Pilots donning masks also was the case aboard a chartered Gulfstream G650 in 2018 carrying former WeWork CEO Adam Neumann, according to the Wall Street Journal. After the airplane landed in Israel, the flight crew found a large brick of pot stuffed in a cereal box and reported it to the aircraft owner who recalled the aircraft. Other high-profile charter clients such as singers Justin Bieber and Lil Wayne have also become embroiled in pot-on-the-plane imbroglios.
Most of these cases involve recreational use. But increasingly, celebrity charter clients and hardcore drug traffickers are using private jets to move industrial quantities of weed and other drugs, sometimes in vintage “throw-away” models such as Learjet 35As and 55s, Hawkers, and Gulfstream IIs and IIIs.

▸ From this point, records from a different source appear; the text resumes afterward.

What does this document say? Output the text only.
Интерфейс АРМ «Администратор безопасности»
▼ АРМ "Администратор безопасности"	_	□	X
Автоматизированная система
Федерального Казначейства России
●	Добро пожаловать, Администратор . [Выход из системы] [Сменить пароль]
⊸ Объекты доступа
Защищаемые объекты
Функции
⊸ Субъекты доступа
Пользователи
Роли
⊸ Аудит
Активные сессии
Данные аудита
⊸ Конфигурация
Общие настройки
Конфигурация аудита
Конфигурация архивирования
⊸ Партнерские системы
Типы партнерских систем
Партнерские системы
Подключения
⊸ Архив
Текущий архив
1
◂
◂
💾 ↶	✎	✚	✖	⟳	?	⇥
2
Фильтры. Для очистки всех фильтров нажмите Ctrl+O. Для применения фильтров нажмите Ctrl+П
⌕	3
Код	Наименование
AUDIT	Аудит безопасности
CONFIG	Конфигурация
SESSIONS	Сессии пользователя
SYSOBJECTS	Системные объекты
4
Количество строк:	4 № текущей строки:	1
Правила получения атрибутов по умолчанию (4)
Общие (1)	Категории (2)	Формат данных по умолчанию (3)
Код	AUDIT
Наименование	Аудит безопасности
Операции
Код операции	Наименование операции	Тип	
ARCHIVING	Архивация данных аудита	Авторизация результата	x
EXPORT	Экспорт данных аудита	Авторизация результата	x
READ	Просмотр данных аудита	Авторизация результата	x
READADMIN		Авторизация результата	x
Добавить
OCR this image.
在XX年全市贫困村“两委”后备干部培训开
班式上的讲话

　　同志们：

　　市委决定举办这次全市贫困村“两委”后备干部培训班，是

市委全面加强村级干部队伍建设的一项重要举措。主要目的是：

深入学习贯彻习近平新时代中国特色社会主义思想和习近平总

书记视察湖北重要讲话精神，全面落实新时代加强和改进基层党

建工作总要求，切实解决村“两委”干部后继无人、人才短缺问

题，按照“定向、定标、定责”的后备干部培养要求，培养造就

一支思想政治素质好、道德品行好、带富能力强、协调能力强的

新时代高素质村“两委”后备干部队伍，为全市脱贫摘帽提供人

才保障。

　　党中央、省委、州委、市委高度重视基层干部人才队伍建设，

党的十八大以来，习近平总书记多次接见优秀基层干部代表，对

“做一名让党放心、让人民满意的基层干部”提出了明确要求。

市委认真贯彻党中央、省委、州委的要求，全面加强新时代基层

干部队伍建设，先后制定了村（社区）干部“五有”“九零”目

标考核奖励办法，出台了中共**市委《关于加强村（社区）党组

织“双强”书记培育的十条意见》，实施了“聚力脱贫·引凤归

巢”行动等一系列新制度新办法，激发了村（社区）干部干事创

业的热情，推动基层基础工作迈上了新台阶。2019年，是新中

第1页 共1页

In 2010, the Drug Enforcement Administration (DEA) busted a smuggling ring using chartered private jets to move 860 pounds of cocaine and $4 million in cash between Los Angeles and Martin State Airport in Baltimore. The DEA’s 2019 “National Drug Threat Assessment” noted that “more and more, traffickers are utilizing private airplanes and secondary airports.”
On Dec. 8, 2019, the 21-year-old rapper Jarad Anthony Higgins, better known as “Juice WRLD,” fatally overdosed aboard a chartered Gulfstream shortly after it landed at Chicago Midway Airport. When federal agents boarded, they found 70 pounds of marijuana and three illegal handguns.
In 2020, a Gulfstream II carrying 69 bales of cocaine was intercepted in Belize. Also that year, the Mexican military nabbed 3,300 pounds of cocaine worth $72 million from a Hawker 800. In 2021, Brazilian federal police in Fortaleza busted a Turkish-registered Gulfstream IV carrying 1.3 tons of cocaine. Also last year, Louisiana police found $750,000 worth of marijuana aboard a Learjet 55 when it stopped to refuel in Hammond. A Bombardier Challenger 600 was seized at Gary (Indiana) International Airport in November after it was linked to the transport of 220 pounds of cocaine from Mexico.
The problem of celebrities and others hauling drugs onto charter aircraft has become so pervasive that some operators and booking services feel obliged to post a policy statement on the topic on their websites. Broker Mercury Jets warns operators of the risk of aircraft confiscation and to be vigilant when it comes to customers who pay cash. “Operators should also carefully screen their customers and passengers, check luggage for weapons, and be aware of unusual flight requests.”
Via a video announcement on October 6, President Biden said, “Too many lives have been upended because of our failed approach to marijuana. It’s time that we right these wrongs.”
Perhaps, but in the air the law is still different.